“Bagaimana menurut anda apabila kasus perkosaan ini dibuat menjadi hukuman mati?” Tanya Andi Azhar kepadanya. Jawaban calon hakim itu membuat semua yang ada di ruang rapat Komisi III DPR tertawa.
“Yang diperkosa dengan yang memperkosa ini sama-sama menikmati. Jadi harus pikir-pikir terhadap hukuman mati,” jawab Daming Sunusi dengan entengnya. Ia menyetujui jika hukuman mati diberikan kepada kasus pidana korupsi dan narkoba, tetapi bukan untuk kasus pemerkosaan. “Untuk kasus perkosaan ya tentu kita harus pertimbangkan lebih dulu,” tambahnya.
Dengan jawabannya itu, Daming Sunusi mendapat protes dari masyarakat luas. Jawabannya dianggap tidak layak sebagai calon hakim agung. Lentera Indonesia, organisasi pendukung korban perkosaan dan pelecehan seksual sangat menolak pernyataan Daming tersebut. Menurut mereka kemampuannya berempati tidak layak untuk menjadikannya seorang hakim agung.
Petisi pun dilayangkan agar Daming Sunusi meminta maaf atas pernyataan yang telah ia sampaikan di rapat Komisi III DPR yang lalu. Salah satu pengusung petisi yang juga merupakan seorang tokoh masyarakat, yaitu Melanie Subono, berhasil mengumpulkan 7730 tanda tangan melalui change.org.

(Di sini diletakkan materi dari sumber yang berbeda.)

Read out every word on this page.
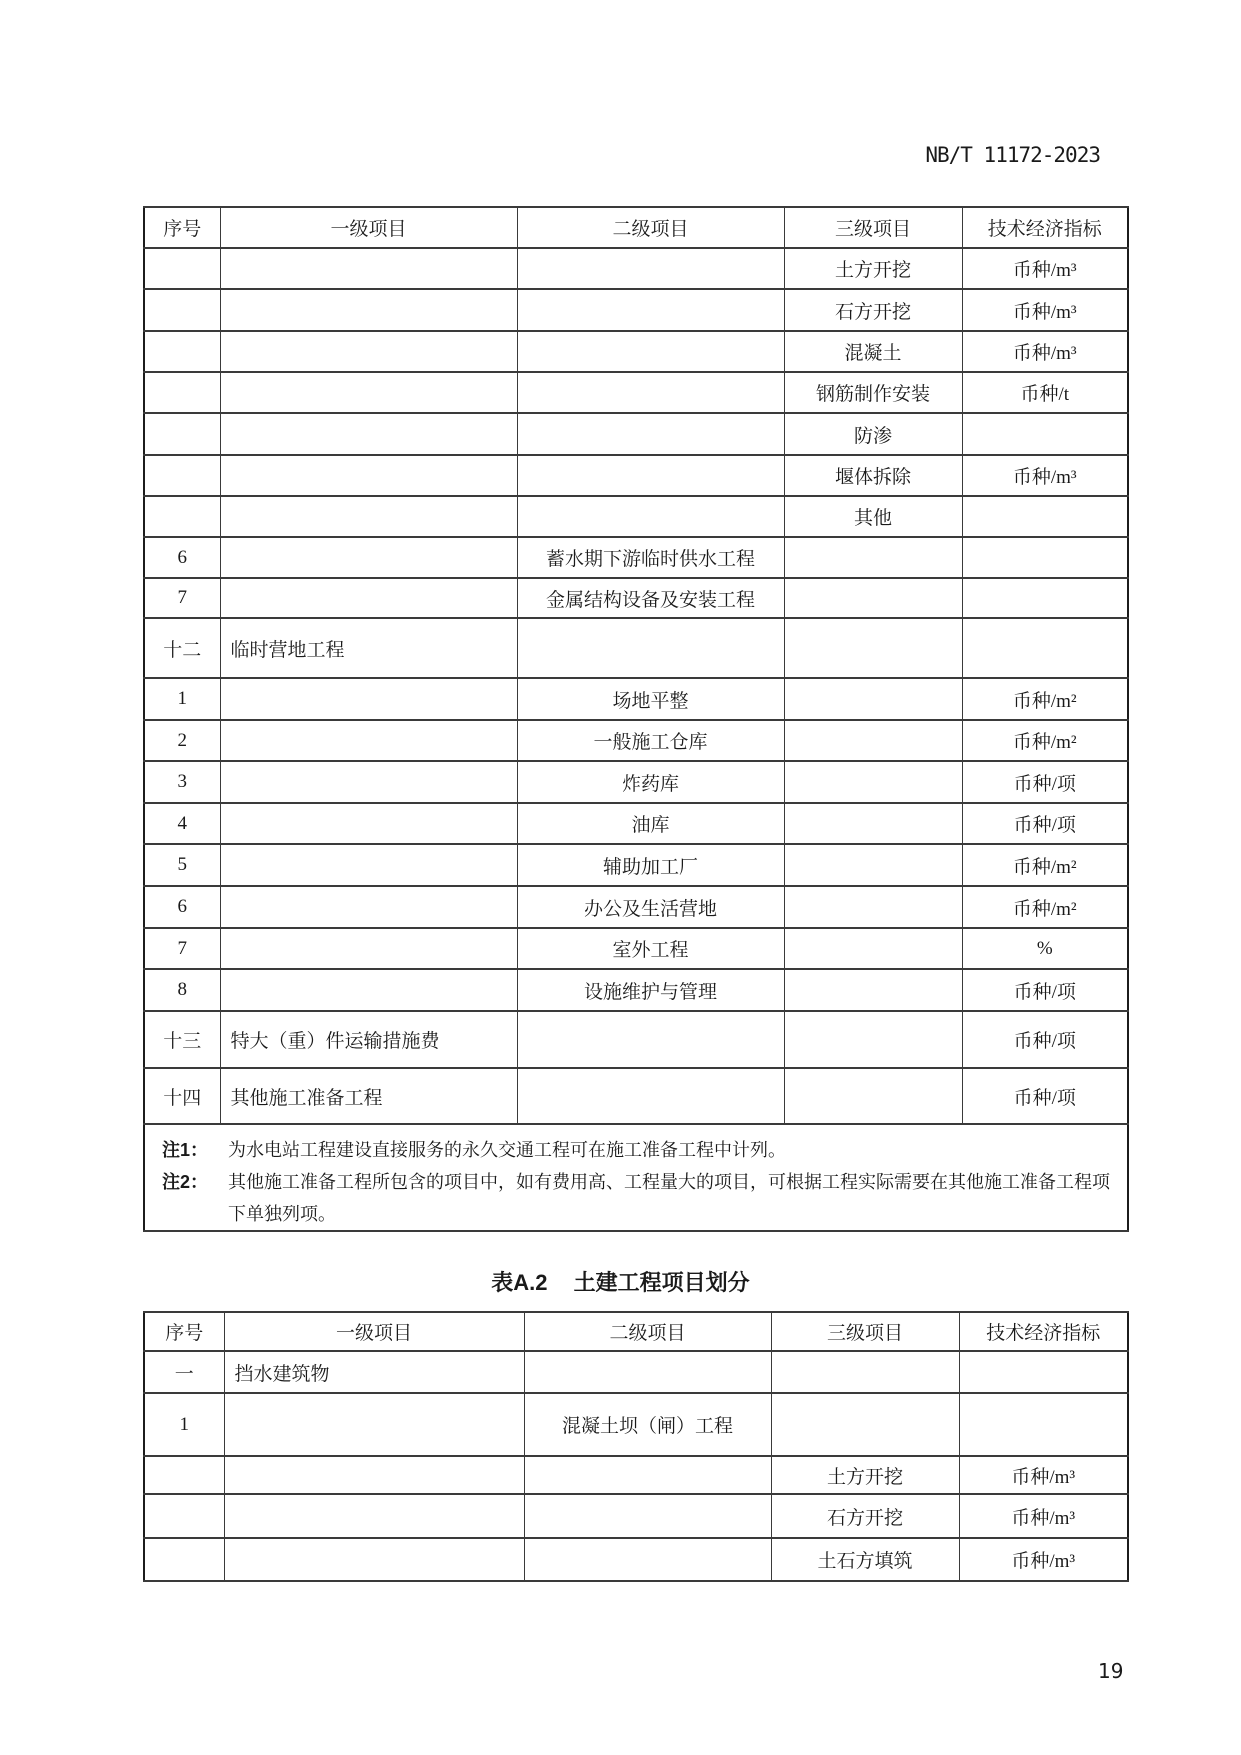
NB/T 11172-2023
序号	一级项目	二级项目	三级项目	技术经济指标
			土方开挖	币种/m³
			石方开挖	币种/m³
			混凝土	币种/m³
			钢筋制作安装	币种/t
			防渗	
			堰体拆除	币种/m³
			其他	
6		蓄水期下游临时供水工程		
7		金属结构设备及安装工程		
十二	临时营地工程			
1		场地平整		币种/m²
2		一般施工仓库		币种/m²
3		炸药库		币种/项
4		油库		币种/项
5		辅助加工厂		币种/m²
6		办公及生活营地		币种/m²
7		室外工程		%
8		设施维护与管理		币种/项
十三	特大（重）件运输措施费			币种/项
十四	其他施工准备工程			币种/项

注1： 为水电站工程建设直接服务的永久交通工程可在施工准备工程中计列。
注2： 其他施工准备工程所包含的项目中，如有费用高、工程量大的项目，可根据工程实际需要在其他施工准备工程项下单独列项。				
表A.2 土建工程项目划分
序号	一级项目	二级项目	三级项目	技术经济指标
一	挡水建筑物			
1		混凝土坝（闸）工程		
			土方开挖	币种/m³
			石方开挖	币种/m³
			土石方填筑	币种/m³
19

Cara ini merupakan salah satu usaha Lentera Indonesia untuk membangun awareness dan empati masyarakat. Mereka merasa bahwa menumbuhkan perasaan empati di kalangan sosial adalah hal penting. “Karena hanya dengan empati, masyarakat dan penegak hukum dapat memiliki perspektif dan pemahaman yang tepat tentang dampak buruk kekerasan seksual terhadap seseorang,” jelas organisasi tersebut.
Terlepas dari kecaman dan hujatan banyak orang, Daming menyatakan bahwa ia sedang bercanda ketika mengeluarkan pernyataannya. “Kita tadi terlalu tegang, jadi supaya tidak terlalu tegang,” jawaban pembelaan dirinya untuk mencairkan suasana. Namun Wakil Ketua Komisi III, Al Muzammil Yusuf yang hadir di rapat tersebut mengatakan bahwa ia tidak menganggap perkataan Daming sebagai hal yang lucu. “Saya bersama staf di belakang bahkan bilang ini perkataan luar biasa yang dikatakan calon hakim. Dia tidak bisa membedakan pemerkosaan, perzinahan, dengan selingkuh,” tambahnya.
Apapun alasannya, petisi yang dipelopori Lentera Indonesia ini sudah mantap dengan tujuannya. Kekerasan seksual dapat terjadi kepada siapa pun, kapan pun, dan dimana pun, begitu yang ditegaskan oleh organisasi pendukung tersebut. Maka dari itu membangun awareness dan empati masyarakat merupakan goal utama mereka.
Rape is not a joke, never a joke, peringatan tersebut datang dari Wulan Danoekoesomo, perwakilan Lentera Indonesia. “Mungkin Anda tidak peduli karena tidak ada orang dekat Anda yang mengalami. Tapi pernyataan Sunusi adalah state violence,” ia menegaskan.
Semoga saja dengan adanya petisi yang beredar, suara-suara yang dikumpulkan didengar dan memberi dampak positif bagi seluruh masyarakat di Indonesia.